2) Any analysis generated, requested, or
obtained by HHS regarding the First Amendment implications of free exercise of
religion with respect to the provisions of this regulation and existing federal
conscience laws.
3) Any correspondence (including phone logs,
emails, written notes, or electronic documents) generated with respect to the
decision regarding the inclusion of abortifacient contraceptives as preventive
services, including correspondence between HHS employees (including both career
employees and political appointees and employees of the HHS Office of General
Counsel), or between or among HHS, the Department of the Treasury, the
Department of Labor, the Office of the White House Counsel, the Office of White
House Political Affairs, and the Executive Office of the President.

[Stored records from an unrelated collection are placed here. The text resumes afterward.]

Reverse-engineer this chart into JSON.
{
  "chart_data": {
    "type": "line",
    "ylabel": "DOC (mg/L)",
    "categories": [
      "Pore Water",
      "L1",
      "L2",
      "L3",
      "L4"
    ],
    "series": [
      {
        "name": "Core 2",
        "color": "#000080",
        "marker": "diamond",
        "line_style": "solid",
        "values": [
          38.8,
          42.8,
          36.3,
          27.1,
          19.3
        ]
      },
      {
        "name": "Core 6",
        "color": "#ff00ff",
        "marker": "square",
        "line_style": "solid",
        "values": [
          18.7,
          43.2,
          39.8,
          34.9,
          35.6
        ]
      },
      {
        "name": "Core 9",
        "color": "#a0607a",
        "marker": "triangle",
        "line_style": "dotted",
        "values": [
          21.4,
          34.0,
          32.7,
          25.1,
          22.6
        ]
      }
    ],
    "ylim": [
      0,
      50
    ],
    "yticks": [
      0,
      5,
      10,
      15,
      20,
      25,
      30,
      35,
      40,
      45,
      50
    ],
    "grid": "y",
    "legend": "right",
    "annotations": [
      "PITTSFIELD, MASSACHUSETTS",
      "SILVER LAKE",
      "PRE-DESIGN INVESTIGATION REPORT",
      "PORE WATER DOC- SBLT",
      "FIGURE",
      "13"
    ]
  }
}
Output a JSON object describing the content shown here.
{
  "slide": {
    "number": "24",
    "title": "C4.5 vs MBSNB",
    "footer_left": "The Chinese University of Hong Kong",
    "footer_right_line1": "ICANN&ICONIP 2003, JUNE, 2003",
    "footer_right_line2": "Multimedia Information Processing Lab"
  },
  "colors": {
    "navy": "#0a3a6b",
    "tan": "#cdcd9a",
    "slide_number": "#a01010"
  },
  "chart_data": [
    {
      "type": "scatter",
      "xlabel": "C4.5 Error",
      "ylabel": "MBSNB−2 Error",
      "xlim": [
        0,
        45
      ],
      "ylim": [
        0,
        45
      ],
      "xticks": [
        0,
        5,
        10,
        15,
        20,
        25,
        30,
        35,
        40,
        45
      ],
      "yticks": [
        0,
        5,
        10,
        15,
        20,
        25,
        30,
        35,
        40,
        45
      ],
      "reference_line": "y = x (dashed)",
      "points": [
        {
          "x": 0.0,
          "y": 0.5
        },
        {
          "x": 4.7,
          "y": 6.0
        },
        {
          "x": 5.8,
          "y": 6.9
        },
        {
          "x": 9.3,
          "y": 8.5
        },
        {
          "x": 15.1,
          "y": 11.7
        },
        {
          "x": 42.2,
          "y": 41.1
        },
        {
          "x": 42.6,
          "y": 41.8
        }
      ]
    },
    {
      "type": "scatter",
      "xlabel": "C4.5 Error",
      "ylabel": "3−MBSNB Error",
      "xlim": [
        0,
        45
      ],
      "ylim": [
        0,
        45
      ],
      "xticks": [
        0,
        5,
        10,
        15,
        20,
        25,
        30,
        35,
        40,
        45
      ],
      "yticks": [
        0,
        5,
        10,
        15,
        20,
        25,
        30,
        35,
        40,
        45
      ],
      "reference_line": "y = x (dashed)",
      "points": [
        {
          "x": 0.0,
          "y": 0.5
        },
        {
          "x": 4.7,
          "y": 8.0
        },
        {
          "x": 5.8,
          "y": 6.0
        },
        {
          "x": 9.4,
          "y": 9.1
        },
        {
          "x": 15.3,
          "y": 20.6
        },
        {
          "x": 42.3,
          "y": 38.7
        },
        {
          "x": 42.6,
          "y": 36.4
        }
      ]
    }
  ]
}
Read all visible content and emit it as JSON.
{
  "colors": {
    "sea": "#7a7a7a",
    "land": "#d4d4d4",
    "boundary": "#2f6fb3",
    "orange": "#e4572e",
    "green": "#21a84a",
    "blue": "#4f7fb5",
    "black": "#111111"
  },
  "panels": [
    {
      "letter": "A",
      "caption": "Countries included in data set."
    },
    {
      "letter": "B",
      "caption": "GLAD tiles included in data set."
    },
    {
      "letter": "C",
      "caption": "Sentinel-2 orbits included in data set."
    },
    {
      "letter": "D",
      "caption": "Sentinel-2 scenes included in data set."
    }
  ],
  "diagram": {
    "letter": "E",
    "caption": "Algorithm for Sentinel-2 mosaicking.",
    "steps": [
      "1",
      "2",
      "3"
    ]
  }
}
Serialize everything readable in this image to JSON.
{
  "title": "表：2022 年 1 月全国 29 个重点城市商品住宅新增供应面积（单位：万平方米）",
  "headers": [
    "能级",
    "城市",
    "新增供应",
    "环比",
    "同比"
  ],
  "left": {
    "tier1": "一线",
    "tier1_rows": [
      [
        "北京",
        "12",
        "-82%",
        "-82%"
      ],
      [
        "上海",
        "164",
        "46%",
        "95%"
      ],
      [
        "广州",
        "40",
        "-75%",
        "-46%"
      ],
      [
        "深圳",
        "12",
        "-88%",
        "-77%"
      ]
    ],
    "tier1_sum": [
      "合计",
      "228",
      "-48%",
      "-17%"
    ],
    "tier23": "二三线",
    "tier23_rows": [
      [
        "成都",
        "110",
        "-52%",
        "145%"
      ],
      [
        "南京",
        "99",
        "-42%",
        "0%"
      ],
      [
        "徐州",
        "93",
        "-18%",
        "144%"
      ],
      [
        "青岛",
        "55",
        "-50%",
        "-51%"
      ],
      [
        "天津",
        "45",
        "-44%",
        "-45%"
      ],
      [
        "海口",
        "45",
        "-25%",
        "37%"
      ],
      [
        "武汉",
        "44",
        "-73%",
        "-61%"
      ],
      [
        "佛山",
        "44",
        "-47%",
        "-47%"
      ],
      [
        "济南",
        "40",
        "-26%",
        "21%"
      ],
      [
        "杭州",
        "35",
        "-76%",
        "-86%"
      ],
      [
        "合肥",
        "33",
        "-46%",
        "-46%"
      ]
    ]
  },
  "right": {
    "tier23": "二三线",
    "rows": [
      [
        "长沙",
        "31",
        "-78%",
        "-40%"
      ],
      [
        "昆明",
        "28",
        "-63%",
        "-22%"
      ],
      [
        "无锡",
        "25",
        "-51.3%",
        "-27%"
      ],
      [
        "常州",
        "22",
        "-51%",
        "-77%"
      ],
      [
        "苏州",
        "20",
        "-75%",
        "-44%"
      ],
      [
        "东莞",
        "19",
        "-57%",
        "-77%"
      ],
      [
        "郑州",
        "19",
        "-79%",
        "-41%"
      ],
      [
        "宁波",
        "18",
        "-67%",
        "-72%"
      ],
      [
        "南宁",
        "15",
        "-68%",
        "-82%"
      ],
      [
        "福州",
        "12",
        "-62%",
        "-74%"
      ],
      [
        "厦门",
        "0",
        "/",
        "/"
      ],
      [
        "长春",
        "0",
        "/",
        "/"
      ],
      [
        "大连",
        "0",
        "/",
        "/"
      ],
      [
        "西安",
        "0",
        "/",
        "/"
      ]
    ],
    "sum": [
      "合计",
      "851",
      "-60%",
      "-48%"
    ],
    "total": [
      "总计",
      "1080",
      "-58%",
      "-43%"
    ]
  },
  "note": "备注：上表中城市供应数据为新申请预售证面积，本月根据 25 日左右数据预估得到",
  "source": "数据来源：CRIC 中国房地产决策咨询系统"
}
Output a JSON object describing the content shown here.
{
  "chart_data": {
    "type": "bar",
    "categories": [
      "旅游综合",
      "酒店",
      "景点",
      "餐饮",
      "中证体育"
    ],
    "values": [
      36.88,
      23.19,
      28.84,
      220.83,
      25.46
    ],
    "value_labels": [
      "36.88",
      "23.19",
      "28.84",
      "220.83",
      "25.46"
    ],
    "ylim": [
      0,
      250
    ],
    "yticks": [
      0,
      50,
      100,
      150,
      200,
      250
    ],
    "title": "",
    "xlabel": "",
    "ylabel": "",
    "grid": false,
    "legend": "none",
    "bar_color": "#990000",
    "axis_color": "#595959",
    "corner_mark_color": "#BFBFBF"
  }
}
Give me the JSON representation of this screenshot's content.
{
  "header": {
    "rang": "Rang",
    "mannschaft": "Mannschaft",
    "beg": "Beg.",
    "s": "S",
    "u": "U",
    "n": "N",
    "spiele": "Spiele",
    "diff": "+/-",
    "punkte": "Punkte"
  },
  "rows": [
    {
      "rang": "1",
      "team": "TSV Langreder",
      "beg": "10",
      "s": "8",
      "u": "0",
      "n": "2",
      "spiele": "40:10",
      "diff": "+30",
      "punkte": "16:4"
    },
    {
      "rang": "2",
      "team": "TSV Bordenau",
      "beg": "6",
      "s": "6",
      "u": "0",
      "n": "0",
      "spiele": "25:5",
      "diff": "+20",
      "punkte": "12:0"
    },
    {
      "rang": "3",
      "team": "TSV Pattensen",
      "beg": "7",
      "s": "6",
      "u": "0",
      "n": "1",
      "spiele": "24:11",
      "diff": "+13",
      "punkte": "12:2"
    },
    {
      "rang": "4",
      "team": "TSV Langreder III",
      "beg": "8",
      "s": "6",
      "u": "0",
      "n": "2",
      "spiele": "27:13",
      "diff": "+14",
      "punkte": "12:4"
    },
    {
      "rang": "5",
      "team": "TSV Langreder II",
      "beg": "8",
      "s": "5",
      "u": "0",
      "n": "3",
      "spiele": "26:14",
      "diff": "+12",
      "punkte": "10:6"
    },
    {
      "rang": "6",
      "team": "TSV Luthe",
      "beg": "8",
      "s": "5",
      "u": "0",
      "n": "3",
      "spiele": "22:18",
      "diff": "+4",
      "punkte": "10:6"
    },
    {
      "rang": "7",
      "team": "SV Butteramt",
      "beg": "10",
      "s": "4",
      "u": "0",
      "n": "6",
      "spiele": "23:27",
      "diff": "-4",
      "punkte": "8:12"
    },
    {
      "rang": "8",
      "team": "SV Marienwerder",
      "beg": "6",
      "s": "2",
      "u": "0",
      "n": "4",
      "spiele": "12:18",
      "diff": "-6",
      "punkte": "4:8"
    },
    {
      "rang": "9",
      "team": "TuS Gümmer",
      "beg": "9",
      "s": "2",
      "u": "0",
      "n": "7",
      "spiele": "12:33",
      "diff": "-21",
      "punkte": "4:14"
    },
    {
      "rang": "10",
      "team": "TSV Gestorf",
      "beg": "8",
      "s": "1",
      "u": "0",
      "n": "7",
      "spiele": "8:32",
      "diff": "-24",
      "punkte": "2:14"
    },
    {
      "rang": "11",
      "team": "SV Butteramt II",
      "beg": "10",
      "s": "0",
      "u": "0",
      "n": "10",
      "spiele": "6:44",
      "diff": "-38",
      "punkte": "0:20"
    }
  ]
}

4) Any analysis generated, requested, or
obtained by HHS regarding the definition of religious employer.
5) The timeline anticipated for HRSA to issue
more specific guidance to the public about which religious employers are exempt
from the Guidelines regarding contraceptive services and an explanation of how
HRSA will take into account the religious beliefs of certain religious
employers.
6) Any analysis generated, requested or
obtained by HHS regarding the impact of inclusion of the full scope of the IOM
recommendations on the cost of the average person’s health insurance premiums.
We are deeply disappointed with the
Department’s decision to issue these IFRs without adequate public comment or
due consideration of the concerns of religious institutions and citizens. Your
decision to do so not only undercuts our nation’s commitment to democracy and
representative government, but the substance of your decision jeopardizes our
nation’s longstanding commitment — enshrined in the First Amendment — to
religious liberty and free exercise. As the Bishops of the Kansas Catholic
Conference recently wrote, "[i]t was precisely against this sort of
heavy-handed exercise of federal power that the First Amendment was
written." We concur with this sentiment.
Thank you for your prompt attention to this matter,
and we would appreciate a response to this letter before October 21, 2011.